Within hours of its sizzling debut, shares in the company, which has been operating in the red, soared as high as $30.76, nearly double the initial public offering price of $16 per share.
The stock closed at $27.64, with 6.97 million shares changing hands yesterday.
"Constant Contact has a great market opportunity, solid management team, a stellar investor group, and outstanding revenue growth rate - roughly 80 percent year-over-year," said Ben Howe, chief executive of America's Growth Capital, a research, trading, and investment banking firm focused on emerging growth.
Howe said that "extremely optimistic" investors also were motivated, in part, by the company's potential as a buyout target.
"That said," Howe added, investors were "paying too much today for what the company will hopefully deliver sometime in the future."
Other analysts were puzzled by the investor demand for what they saw as a somewhat risky stock.
The company was launched in 1998 and has 130,000 customers worldwide, among them small businesses and such nonprofit organizations as the United Way of America.
But it continues to rack up millions of dollars in losses per year. In the six months ended June 30, Constant Contact had revenue of $21 million, compared with $8.5 million for the first half of last year.
Its net losses were roughly $5.5 million, compared with a loss of about $2.8 million in the same period the year prior.
"From an investors' standpoint, they represent a slightly higher risk to me. You want to see the company scaling to profitability," said Brian Hamilton, chief executive of Sageworks, a provider of financial information.
Constant Contact's executives declined to comment yesterday.
Nonprofits that rely on Constant Contact to update donors and volunteers said they have been impressed with how easy the company's product makes it to send out polished e-mails, complete with photographs and graphics that look the same on the creator's screen as on the recipient's.
And, because computer filters have grown increasingly sophisticated, they applauded Constant Contact's tool that checks e-mail for the probability it would be blocked as uninvited "spam."
America SCORES New England, which provides after-school soccer and creative writing programs at 12 elementary and six middle schools in Boston, uses the software to send monthly updates to 1,000 families, teachers, community members, and donors.

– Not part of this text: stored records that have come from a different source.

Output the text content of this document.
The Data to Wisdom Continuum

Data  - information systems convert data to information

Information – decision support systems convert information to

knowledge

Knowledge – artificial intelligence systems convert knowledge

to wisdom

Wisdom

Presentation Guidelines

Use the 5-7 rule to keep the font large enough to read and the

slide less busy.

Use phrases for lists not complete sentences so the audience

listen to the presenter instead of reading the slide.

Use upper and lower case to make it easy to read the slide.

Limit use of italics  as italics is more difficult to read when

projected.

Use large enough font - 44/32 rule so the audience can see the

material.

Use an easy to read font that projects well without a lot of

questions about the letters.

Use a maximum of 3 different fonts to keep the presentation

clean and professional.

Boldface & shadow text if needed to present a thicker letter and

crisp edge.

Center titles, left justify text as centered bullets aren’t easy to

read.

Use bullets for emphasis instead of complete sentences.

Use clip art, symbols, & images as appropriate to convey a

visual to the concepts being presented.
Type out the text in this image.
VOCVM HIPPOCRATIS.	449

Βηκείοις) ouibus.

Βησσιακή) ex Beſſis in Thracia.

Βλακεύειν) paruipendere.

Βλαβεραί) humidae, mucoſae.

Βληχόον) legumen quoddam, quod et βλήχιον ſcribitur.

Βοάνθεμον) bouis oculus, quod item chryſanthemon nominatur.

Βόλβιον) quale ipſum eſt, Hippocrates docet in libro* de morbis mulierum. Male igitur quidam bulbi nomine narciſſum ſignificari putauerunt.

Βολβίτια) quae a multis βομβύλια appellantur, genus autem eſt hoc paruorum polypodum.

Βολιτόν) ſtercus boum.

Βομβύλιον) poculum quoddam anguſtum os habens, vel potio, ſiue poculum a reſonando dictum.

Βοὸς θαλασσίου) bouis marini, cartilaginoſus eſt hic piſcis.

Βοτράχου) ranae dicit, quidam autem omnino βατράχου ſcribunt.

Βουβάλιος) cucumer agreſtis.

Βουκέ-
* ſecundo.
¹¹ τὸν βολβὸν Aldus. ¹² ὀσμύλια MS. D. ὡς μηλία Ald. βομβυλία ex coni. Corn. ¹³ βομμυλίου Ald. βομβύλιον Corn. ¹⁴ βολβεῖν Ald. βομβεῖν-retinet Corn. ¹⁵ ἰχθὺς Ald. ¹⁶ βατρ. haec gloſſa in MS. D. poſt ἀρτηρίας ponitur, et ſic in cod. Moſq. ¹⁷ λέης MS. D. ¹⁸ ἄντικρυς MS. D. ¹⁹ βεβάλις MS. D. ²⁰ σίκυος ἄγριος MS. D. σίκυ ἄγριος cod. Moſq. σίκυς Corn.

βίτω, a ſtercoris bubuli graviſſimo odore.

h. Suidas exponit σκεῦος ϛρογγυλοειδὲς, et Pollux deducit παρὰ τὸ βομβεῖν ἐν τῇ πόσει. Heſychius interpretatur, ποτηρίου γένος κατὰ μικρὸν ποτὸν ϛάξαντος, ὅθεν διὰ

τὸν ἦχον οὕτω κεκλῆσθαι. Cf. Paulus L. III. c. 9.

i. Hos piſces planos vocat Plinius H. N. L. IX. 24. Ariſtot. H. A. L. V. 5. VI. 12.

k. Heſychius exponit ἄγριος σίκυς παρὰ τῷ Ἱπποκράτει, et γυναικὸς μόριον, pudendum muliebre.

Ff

Managing the mailing list to send such an e-mail, as the nonprofit will do to highlight an upcoming end-of-season poetry slam, took a half day using a different computer software program.
Now, Alex Meader, a development associate at the organization, says sending that e-mail takes just an hour's worth of work.
"It's a really easy tool to make professional looking e-mail," he said.
Through a partnership with Constant Contact, 1,294 United Way local affiliates get the e-marketing services for free - and can reach up to 13 million recipients.
Peter Hahn, director of United Way Creative Studio, predicts that so-called viral marketing could rapidly increase the nonprofit's reach.
New subscribers can opt in within the e-mail, with no extra work done by overworked United Way affiliates.
"We are really very excited about all of the potential of viral marketing," Hahn said.
"It does have the potential of exponential growth: You can start with very few names and possibly spread at a much faster rate than if we were to try to collect each of those names by ourselves."